The case is the Supreme Court’s first ruling on abortion since Associate Justice Amy Coney Barrett joined the court, the New York Times reported, and the three liberal justices dissented. (RELATED: World Health Organization: Abortion Is ‘Essential’ During Coronavirus Pandemic)

“The question before us is not whether the requirements for dispensing mifepristone impose an undue burden on a woman’s right to an abortion as a general matter,” Chief Justice Roberts wrote in the unsigned ruling. “The question is instead whether the District Court properly ordered the Food and Drug Administration to lift those established requirements because of the court’s own evaluation of the impact of the COVID–19 pandemic.”

“Here as in related contexts concerning government responses to the pandemic, my view is that courts owe significant deference to the politically accountable entities with the ‘background, competence, and expertise to assess public health,'” he continued. “In light of those considerations, I do not see a sufficient basis here for the District Court to compel the FDA to alter the regimen for medical abortion.” (RELATED: Abortion Advocates Call On FDA To Remove Restrictions On Abortion Drugs Over Coronavirus Crisis, Push Abortion Telemedicine)

The ruling comes after both pro-life supporters and pro-choice advocates fought over abortion access for months during the pandemic: pro-lifers lobbied for governors to ban abortions as medically unnecessary procedures, while pro-abortion advocates called for continued and increased abortion access despite the pandemic.
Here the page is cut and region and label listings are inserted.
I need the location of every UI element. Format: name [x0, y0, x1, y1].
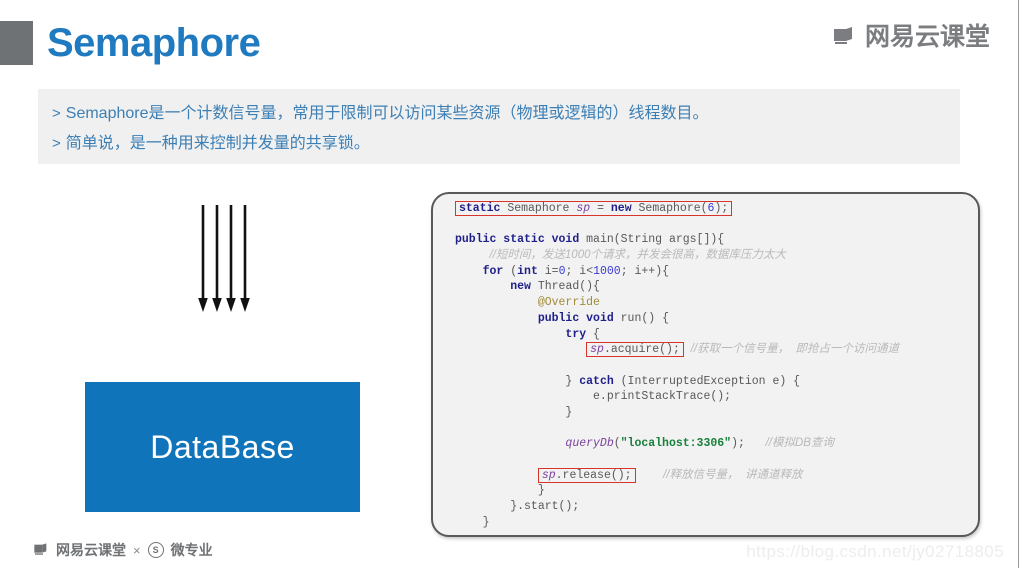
code-line: static Semaphore sp = new Semaphore(6);	[455, 201, 978, 217]
code-line: sp.release(); //释放信号量， 讲通道释放	[455, 467, 978, 484]
code-line: for (int i=0; i<1000; i++){	[482, 264, 670, 278]
bullet-text: 简单说，是一种用来控制并发量的共享锁。	[65, 135, 370, 152]
database-box: DataBase	[85, 382, 360, 512]
database-label: DataBase	[150, 429, 295, 465]
code-line: } catch (InterruptedException e) {	[565, 374, 801, 388]
s-badge-icon: S	[147, 542, 164, 558]
title-accent-bar	[0, 21, 33, 65]
code-line: queryDb("localhost:3306"); //模拟DB查询	[565, 437, 834, 451]
bullet-item-1: > Semaphore是一个计数信号量，常用于限制可以访问某些资源（物理或逻辑的…	[52, 99, 960, 129]
code-line: }.start();	[510, 500, 580, 514]
watermark-url: https://blog.csdn.net/jy02718805	[746, 542, 1004, 561]
book-logo-icon	[832, 25, 856, 49]
footer-brand: 网易云课堂 × S 微专业	[33, 542, 213, 558]
brand-logo-text: 网易云课堂	[864, 23, 990, 51]
footer-brand-text: 网易云课堂	[56, 542, 126, 558]
footer-sub-brand: 微专业	[170, 542, 213, 558]
code-line: //短时间，发送1000个请求，并发会很高，数据库压力太大	[489, 249, 786, 262]
bullet-text: Semaphore是一个计数信号量，常用于限制可以访问某些资源（物理或逻辑的）线…	[65, 105, 709, 122]
page-title: Semaphore	[47, 21, 261, 65]
code-line: }	[482, 515, 490, 529]
request-arrows-group	[198, 205, 258, 315]
code-line: new Thread(){	[510, 280, 600, 294]
footer-separator: ×	[133, 542, 141, 558]
bullet-item-2: > 简单说，是一种用来控制并发量的共享锁。	[52, 129, 960, 159]
bullet-marker: >	[52, 105, 61, 122]
code-line: try {	[565, 327, 600, 341]
code-line: @Override	[537, 296, 600, 310]
bullet-marker: >	[52, 135, 61, 152]
code-line: sp.acquire(); //获取一个信号量， 即抢占一个访问通道	[455, 342, 978, 358]
code-line: }	[537, 484, 545, 498]
bullet-panel: > Semaphore是一个计数信号量，常用于限制可以访问某些资源（物理或逻辑的…	[38, 89, 960, 164]
brand-logo: 网易云课堂	[832, 24, 990, 50]
slide-root: Semaphore 网易云课堂 > Semaphore是一个计数信号量，常用于限…	[0, 0, 1019, 568]
code-line: }	[565, 405, 573, 419]
code-line: public void run() {	[537, 311, 669, 325]
code-line: public static void main(String args[]){	[455, 233, 725, 247]
code-snippet-card: static Semaphore sp = new Semaphore(6); …	[431, 192, 980, 537]
code-body: static Semaphore sp = new Semaphore(6); …	[433, 194, 978, 535]
code-line: e.printStackTrace();	[593, 390, 732, 404]
book-logo-icon	[33, 542, 49, 558]
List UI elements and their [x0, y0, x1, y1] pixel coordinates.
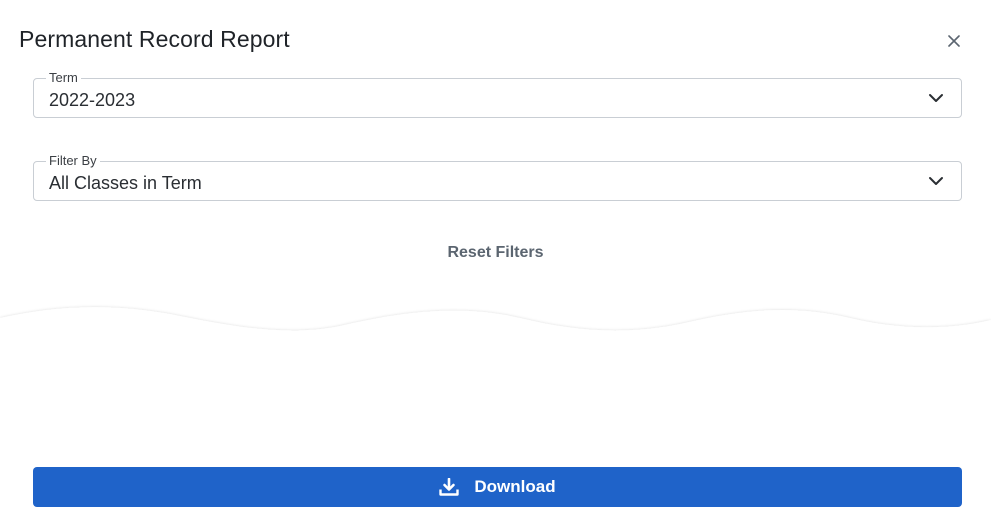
chevron-down-icon [929, 177, 943, 185]
filter-by-select[interactable]: Filter By All Classes in Term [33, 154, 962, 201]
torn-edge-divider [0, 307, 991, 366]
close-icon [948, 35, 960, 47]
reset-filters-button[interactable]: Reset Filters [0, 244, 991, 262]
filter-by-value: All Classes in Term [49, 173, 202, 193]
download-button[interactable]: Download [33, 467, 962, 507]
download-label: Download [474, 477, 556, 496]
download-icon [439, 478, 460, 496]
term-select[interactable]: Term 2022-2023 [33, 71, 962, 118]
permanent-record-report-dialog: Permanent Record Report Term 2022-2023 F… [0, 0, 991, 525]
term-label: Term [46, 71, 81, 85]
term-value: 2022-2023 [49, 90, 136, 110]
chevron-down-icon [929, 94, 943, 102]
dialog-title: Permanent Record Report [19, 26, 290, 52]
filter-by-label: Filter By [46, 154, 100, 168]
close-button[interactable] [943, 30, 965, 52]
“This country’s laws have long singled out abortions for more onerous treatment than other medical procedures that carry similar or greater risks,” Justice Sonia Sotomayor, joined by Justice Elena Kagan, wrote in her dissent, the Times reported.

“Like many of those laws, maintaining the F.D.A.’s in-person requirements” for picking up the drug “during the pandemic not only treats abortion exceptionally, it imposes an unnecessary, irrational and unjustifiable undue burden on women seeking to exercise their right to choose.”